Cet exercice d’évaluation du passif (4) et des actifs est difficile pour tous car il force à regarder le passé plutôt que l’avenir. Mais les résultats semblent intéressants : lorsque les constats d’échecs sont documentés, puis transmis aux équipes ils améliorent l’adaptation de l’organisation. Ce point du « partage de leçons » est d’ailleurs essentiel puisqu’il garanti un retour sur investissement de l’échec. Ce n’est pas seulement au niveau d’une équipe que la leçon est retenue, mais bien au niveau de l’ensemble des salariés de l’entreprise ou du groupe !

Dernier point essentiel : il faut analyser l’ensemble des échecs afin d’identifier d’éventuels problèmes de prises de décisions. Quand le processus décisionnel est défaillant, il multiplie les échecs.

 

Face à l’échec, les associations qui font bouger les lignes

rebondir apres un echec

Depuis quelques années, diverses associations militent en France pour changer les mentalités face à l’échec, comme :

Ces associations permettent de valoriser les hommes et les femmes confrontés à l’échec, comme le souligne Philippe Rambaud, le président de 60 000 rebonds :

« [Quand on me demande] ce qui me fait le plus plaisir dans 60.000 rebonds, je réponds les sourires des hommes et des femmes que j’ai vu si mal quand ils sont [arrivés chez nous] ».

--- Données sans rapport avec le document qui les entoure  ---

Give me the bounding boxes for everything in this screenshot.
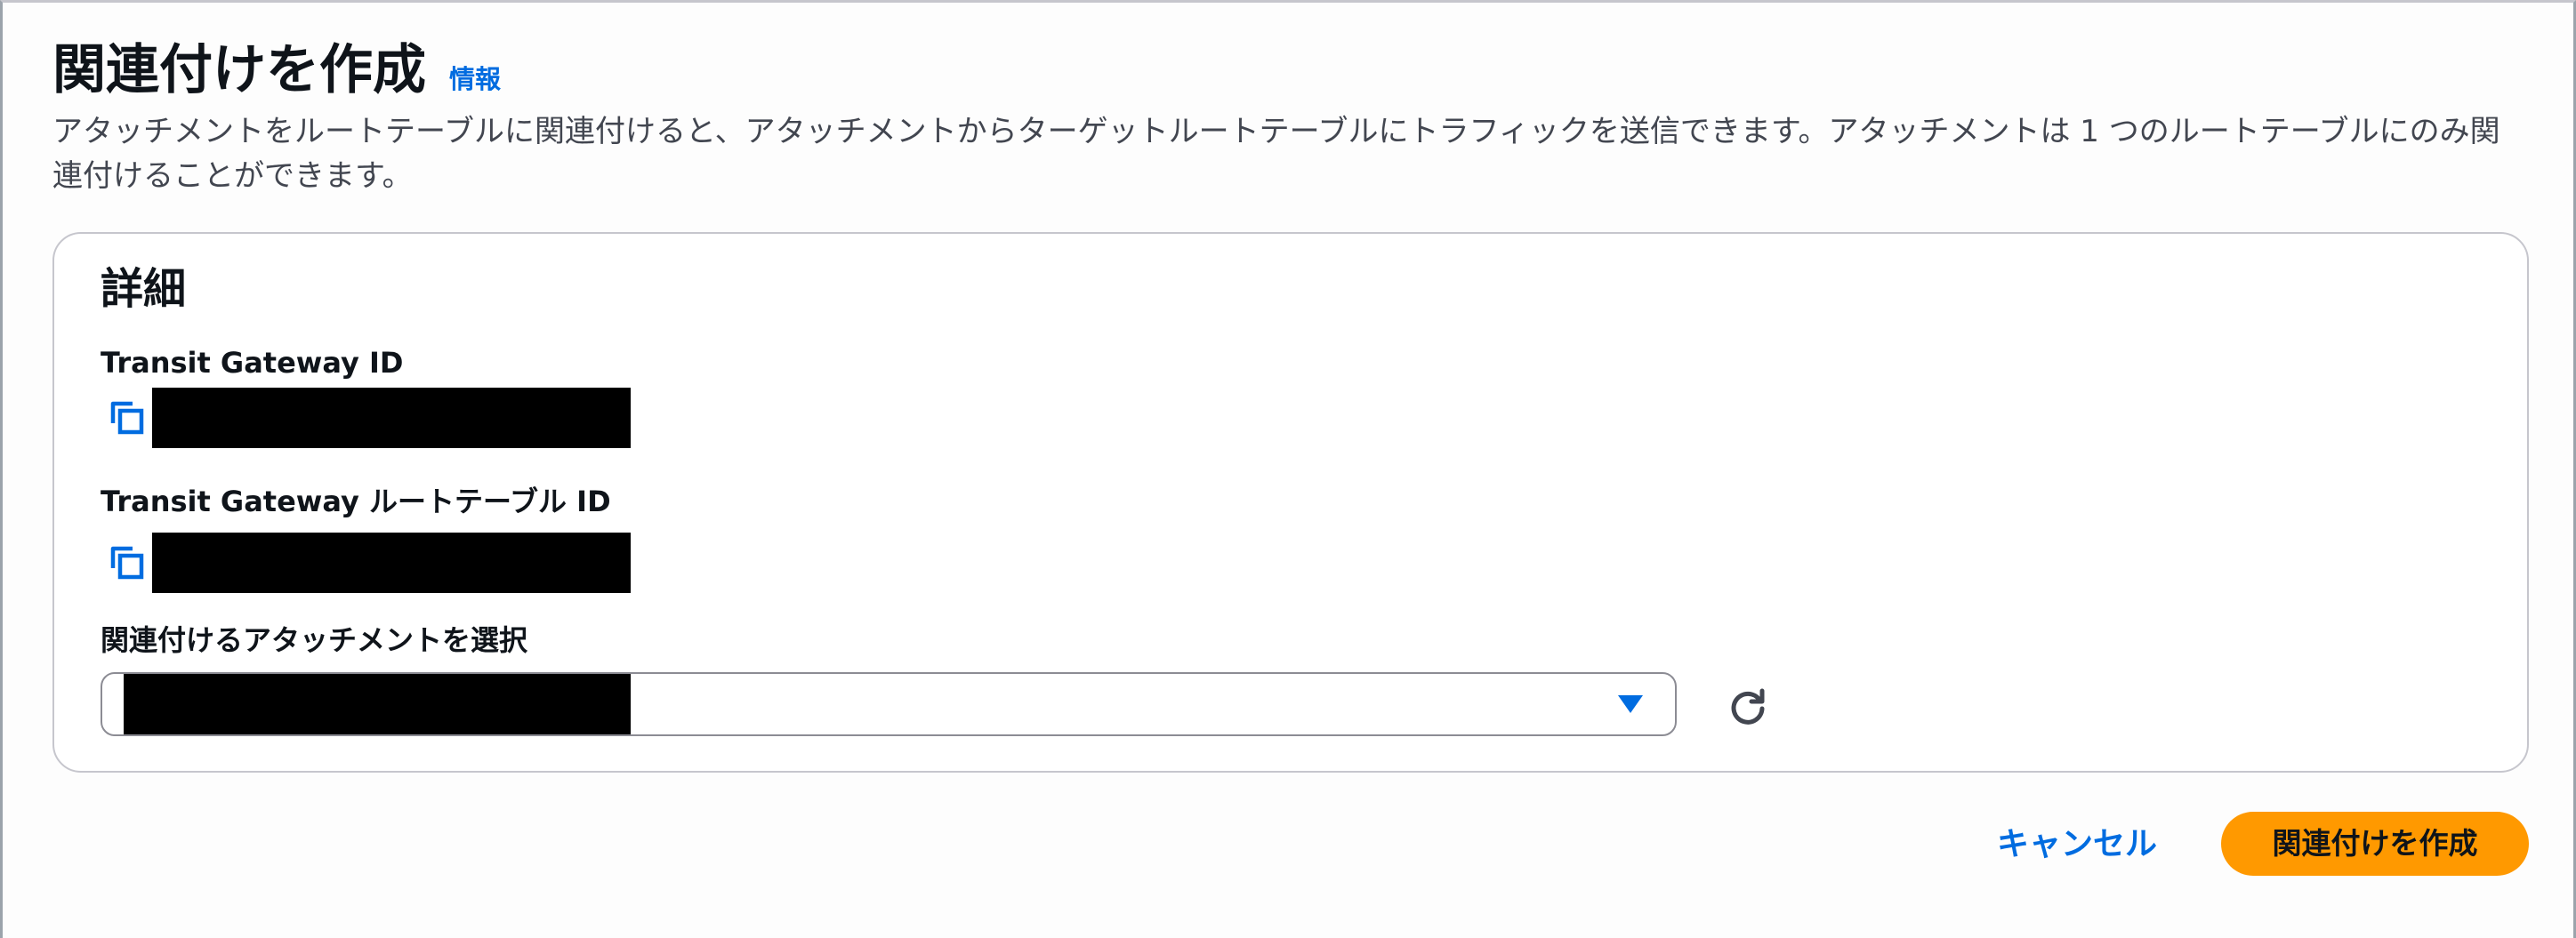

Si les français se chargent de faire évoluer leur mentalité, reste donc aux politiques à faciliter le volet législatif du « rebond » !

 

  • (1) Roxanne Varza, responsable Initiatives avec les start-up chez Microsoft, a importé en 2011 le concept des Failcons. Pour elle ces conférences ont pour objectif de présenter des entrepreneurs qui viennent « raconter un échec ou une erreur personnelle (…) et montrer ce que l’on a appris, comment on a rebondi, ou comment éviter de revivre la même situation».
  • (2) Lire à ce sujet Fleur Pellerin, Ministre déléguée en charge de l’Innovation et des PME en 2014, « L’échec est la mère de toutes les victoires : développons la culture du rebond ! » Le Huffington Post 13 janvier 2014.
  • (3) étude IPSOS, publiée en décembre 2013.
  • (4) Pour la partie du « passif » lié à un échec, les auteurs se concentrent sur les coûts tant financiers que humains (moral des équipes…).